Bankruptcy Law Questions? Ask a Bankruptcy Lawyer.
If your client's contract is with the the owner being foreclosed on, the contract is invalid in lieu of the sale as the current owner no longer has a right to the property once the sale begins.
Therefore, your client will be in the same position as any other bidder there. If the bidding begins at $3.15m and someone bids that amount or more, then he will have to offer more to compete. If no one bids that much, the lender will likely open the floor for a bid of a lesser amount.
Please let me know if you have any additional questions.
So long as he has approved financing up to a certain amount, and has a letter from the bank stating just that, he can get them a check by the end of the work day.
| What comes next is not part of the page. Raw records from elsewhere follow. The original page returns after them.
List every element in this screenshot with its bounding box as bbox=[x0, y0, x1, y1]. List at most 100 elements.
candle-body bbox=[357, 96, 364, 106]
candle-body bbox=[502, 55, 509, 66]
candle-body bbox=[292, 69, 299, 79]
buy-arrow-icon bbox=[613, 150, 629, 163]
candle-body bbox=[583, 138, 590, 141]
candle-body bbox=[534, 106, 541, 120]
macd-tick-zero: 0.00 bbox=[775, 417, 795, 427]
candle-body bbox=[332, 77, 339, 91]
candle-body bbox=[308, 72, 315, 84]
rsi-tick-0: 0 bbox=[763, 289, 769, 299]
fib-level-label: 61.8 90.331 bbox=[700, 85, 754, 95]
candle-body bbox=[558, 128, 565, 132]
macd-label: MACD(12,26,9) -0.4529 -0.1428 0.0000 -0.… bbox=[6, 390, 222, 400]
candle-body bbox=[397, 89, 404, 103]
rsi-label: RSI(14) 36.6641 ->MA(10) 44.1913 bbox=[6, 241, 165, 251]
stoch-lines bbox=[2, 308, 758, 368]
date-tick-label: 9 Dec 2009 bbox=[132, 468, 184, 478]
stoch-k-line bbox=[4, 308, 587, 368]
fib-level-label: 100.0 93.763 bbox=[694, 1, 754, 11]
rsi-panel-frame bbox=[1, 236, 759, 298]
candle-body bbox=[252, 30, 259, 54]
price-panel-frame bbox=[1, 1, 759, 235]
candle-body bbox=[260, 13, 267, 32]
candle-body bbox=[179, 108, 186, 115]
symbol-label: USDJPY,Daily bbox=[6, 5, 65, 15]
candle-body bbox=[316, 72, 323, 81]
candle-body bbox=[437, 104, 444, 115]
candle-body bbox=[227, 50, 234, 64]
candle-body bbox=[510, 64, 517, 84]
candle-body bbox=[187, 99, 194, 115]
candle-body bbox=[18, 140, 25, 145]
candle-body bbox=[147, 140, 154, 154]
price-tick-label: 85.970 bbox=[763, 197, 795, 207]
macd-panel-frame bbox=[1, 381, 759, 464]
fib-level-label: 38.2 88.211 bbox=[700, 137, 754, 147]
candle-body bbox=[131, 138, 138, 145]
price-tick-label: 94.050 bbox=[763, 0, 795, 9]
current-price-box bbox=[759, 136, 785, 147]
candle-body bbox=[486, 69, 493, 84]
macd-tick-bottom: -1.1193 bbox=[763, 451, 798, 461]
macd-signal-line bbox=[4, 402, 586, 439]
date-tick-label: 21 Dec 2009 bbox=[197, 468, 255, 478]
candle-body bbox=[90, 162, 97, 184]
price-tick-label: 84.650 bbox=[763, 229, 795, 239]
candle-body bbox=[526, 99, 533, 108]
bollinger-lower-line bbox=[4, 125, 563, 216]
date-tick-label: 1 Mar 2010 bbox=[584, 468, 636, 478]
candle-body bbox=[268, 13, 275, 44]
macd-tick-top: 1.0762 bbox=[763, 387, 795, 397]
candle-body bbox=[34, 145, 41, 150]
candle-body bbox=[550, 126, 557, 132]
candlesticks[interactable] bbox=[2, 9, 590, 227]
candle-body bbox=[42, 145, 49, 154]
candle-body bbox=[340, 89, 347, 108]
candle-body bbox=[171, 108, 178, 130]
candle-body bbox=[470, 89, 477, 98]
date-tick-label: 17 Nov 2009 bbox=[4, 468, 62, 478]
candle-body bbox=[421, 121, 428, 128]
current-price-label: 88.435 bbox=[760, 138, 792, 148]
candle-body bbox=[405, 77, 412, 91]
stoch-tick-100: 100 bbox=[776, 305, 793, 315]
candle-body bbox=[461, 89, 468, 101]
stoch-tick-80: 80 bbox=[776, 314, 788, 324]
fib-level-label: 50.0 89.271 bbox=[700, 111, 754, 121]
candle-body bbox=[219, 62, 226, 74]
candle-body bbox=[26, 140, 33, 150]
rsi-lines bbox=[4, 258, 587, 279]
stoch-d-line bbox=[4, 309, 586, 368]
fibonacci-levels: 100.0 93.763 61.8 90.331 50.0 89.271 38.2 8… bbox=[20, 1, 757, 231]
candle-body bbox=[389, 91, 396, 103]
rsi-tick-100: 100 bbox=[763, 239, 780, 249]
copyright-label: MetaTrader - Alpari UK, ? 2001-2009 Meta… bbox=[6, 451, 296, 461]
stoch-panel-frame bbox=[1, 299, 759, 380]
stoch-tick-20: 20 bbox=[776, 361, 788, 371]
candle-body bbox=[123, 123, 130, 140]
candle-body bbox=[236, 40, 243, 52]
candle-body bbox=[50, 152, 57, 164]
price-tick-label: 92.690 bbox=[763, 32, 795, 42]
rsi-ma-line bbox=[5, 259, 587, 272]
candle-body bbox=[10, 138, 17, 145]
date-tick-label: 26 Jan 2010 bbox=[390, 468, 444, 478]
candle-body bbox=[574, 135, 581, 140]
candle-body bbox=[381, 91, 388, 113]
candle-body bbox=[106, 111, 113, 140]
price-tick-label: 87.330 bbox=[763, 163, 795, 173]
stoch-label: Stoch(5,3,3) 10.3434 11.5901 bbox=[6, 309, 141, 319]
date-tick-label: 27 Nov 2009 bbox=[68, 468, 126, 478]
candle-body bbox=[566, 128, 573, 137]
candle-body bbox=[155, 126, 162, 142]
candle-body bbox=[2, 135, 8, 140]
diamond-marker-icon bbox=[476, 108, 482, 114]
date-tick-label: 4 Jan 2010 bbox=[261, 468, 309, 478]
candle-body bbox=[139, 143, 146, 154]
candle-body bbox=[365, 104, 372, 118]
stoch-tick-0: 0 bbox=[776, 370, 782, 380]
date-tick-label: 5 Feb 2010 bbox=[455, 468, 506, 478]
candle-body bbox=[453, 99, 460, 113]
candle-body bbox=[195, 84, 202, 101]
He doesn't have to deliver them a check the instant the bidding is closed.
In all of the areas I practice, that's the way these sales are conducted because no one knows the exact amount the sale will end on. Also, it is possible that your client won't win the auction - if that happens, you're left holding a handful of checks that aren't any good. This is a sloppy way of doing business and makes no sense.
If you have a letter from your client's bank that indicates he is covered up to $XXXXXX.00, the trustee will accept it and allow your client time to recover and tender a cashier's check to it within a reasonable time.
Another altertative is that your client's bank can issue him a blank check with a cap equal to the amount it is willing to loan him. If they'll do this, he can write them a check for whatever amount is bid. This will work too.
I've foreclosed on thousands of homes for banks as the trustee, and I've always done them one of these two ways.